The Conference culminated in the production of a new Programme of Action report that aims to rectify the lack of implementation of policies proscribed by the Paris Programme of Action report, adopted at the Second LDC Conference in 1990. Main goals set by the Programme of Action for this new decade have been developed in a collaborative process between LDCs and their development partners, in line with UN goals for the new millennium.

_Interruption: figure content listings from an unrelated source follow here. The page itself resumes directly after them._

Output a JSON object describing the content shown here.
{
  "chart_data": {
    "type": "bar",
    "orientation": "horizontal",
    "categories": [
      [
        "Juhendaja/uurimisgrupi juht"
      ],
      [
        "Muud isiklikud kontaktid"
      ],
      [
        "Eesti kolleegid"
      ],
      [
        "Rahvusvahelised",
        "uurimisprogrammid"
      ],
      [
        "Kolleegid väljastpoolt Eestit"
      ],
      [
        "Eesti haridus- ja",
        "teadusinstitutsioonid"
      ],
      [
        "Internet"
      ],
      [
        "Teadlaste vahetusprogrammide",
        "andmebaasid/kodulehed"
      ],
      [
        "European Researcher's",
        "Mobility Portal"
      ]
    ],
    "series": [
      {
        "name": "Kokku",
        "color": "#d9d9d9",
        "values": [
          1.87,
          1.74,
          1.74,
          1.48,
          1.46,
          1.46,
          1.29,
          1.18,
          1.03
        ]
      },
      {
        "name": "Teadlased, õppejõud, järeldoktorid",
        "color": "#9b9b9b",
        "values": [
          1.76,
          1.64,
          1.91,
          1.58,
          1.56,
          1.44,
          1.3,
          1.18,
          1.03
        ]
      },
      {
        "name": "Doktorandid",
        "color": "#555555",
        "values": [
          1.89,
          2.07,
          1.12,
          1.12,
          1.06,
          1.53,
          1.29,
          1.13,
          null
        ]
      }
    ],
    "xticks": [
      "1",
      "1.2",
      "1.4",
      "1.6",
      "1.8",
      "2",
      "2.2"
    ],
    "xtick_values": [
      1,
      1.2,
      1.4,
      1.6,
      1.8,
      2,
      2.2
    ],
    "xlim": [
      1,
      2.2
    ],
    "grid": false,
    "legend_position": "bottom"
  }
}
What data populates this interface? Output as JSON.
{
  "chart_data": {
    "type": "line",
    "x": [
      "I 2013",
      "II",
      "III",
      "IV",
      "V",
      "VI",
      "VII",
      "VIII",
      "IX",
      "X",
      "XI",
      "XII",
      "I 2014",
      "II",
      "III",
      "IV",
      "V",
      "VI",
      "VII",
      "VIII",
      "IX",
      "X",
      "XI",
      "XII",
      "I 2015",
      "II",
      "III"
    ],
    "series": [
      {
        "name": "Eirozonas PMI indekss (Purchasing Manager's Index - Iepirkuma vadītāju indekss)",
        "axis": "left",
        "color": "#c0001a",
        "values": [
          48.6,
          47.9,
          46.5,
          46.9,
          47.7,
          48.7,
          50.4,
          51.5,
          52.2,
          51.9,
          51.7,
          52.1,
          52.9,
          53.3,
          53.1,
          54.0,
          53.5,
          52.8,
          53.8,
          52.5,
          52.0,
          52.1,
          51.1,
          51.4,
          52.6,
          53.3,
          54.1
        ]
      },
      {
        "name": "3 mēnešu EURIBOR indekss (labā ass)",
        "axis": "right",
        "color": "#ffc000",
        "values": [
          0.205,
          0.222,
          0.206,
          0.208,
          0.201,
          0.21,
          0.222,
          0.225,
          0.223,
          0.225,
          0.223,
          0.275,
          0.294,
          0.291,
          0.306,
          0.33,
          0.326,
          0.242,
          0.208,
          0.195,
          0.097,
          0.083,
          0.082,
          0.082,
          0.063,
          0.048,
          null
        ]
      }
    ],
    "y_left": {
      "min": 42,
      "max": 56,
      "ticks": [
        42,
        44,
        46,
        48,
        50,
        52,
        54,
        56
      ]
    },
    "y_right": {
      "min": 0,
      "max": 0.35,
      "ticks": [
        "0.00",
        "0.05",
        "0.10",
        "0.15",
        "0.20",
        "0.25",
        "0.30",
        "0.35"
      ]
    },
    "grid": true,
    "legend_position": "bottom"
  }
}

The new report determines that "the overarching goal of the Programme of Action is to make substantial progress toward halving the proportion of people living in extreme poverty and suffering from hunger by 2015 and promote sustainable development of the LDCs". According to the report, LDCs hope to reach a minimum gross domestic product (GDP) growth rate of 7 per cent per year and increase the ratio of investment to GDP to 25 per cent per year. In order to reach this goal, participation from both the private sector and civil society is essential.

"LDCs are being bypassed by the process of globalization", the Progamme of Action points out. Political as well as economic developments have left LDCs at minimal development levels.

Among such persistent economic blockades are minimal financial resources, unsustainable debt burdens, falling commodity prices, complex trade barriers, lack of economic diversification and supply-side constraints. This is despite efforts made to follow economic reform programmes delineated in the 1990 Programme of Action. Reform activities included eliminating or reducing tariffs and similar trade barriers, liberalizing currency regimes, privatizing public enterprises, establishing and strengthening institutional and regulatory frameworks, and adopting liberal investment policies. The inability to reach these objectives, however, has contributed to the failure of the Action Programme of the past decade.

According to Dr. Mpuku, the Zambian Government, since becoming an LDC, has tried to keep its policies consistent in terms of macroeconomic structural reform, while its economic and social system has undergone tremendous change. "We had a very significant percentage of our business interests being run by State-owned companies", he said.

In 1991, 280 companies were State-owned and today there are only 30. Even in the context of sub-Saharan Africa's economic performance, Zambia's economic decline has been extreme. Real GDP per capita is estimated to have decreased more than 50 per cent since 1970. Zambia was a relatively rich country in the 1960s and 1970s, and it was during the 1970s that its "fortune started going wrong". Declining prices in copper--Zambia's main export--and reduced mineral exports pushed economic collapse. Import cost problems compounded the situation, destroying that country's fiscal position and plunging the economy into a crisis. "By the 1980s our problems became quite serious and we had to engage international financial institutions, such as the World Bank and the International Monetary Fund (IMF),to resolve those problems", Dr. Mpuku affirmed.

The situation improved during the early 1990s as a result of several policy shifts. In 1991, a new multiparty democratic government introduced a series of major economic reforms designed to transform the Zambian economy. A set of structural and institutional reforms was initiated, including reforms of agricultural marketing, a large privatization programme and reforms to the public sector. These policies were intended to stimulate growth, but Zambia's economic performance in the 1990s was disappointing, with GDP growth decreasing, driven by substantial declines in the mining, quarrying and manufacturing sectors. More troubling was the decline in certain social indicators. School enrolment dropped and the number of malnourished children and the under-five mortality rate rose substantially.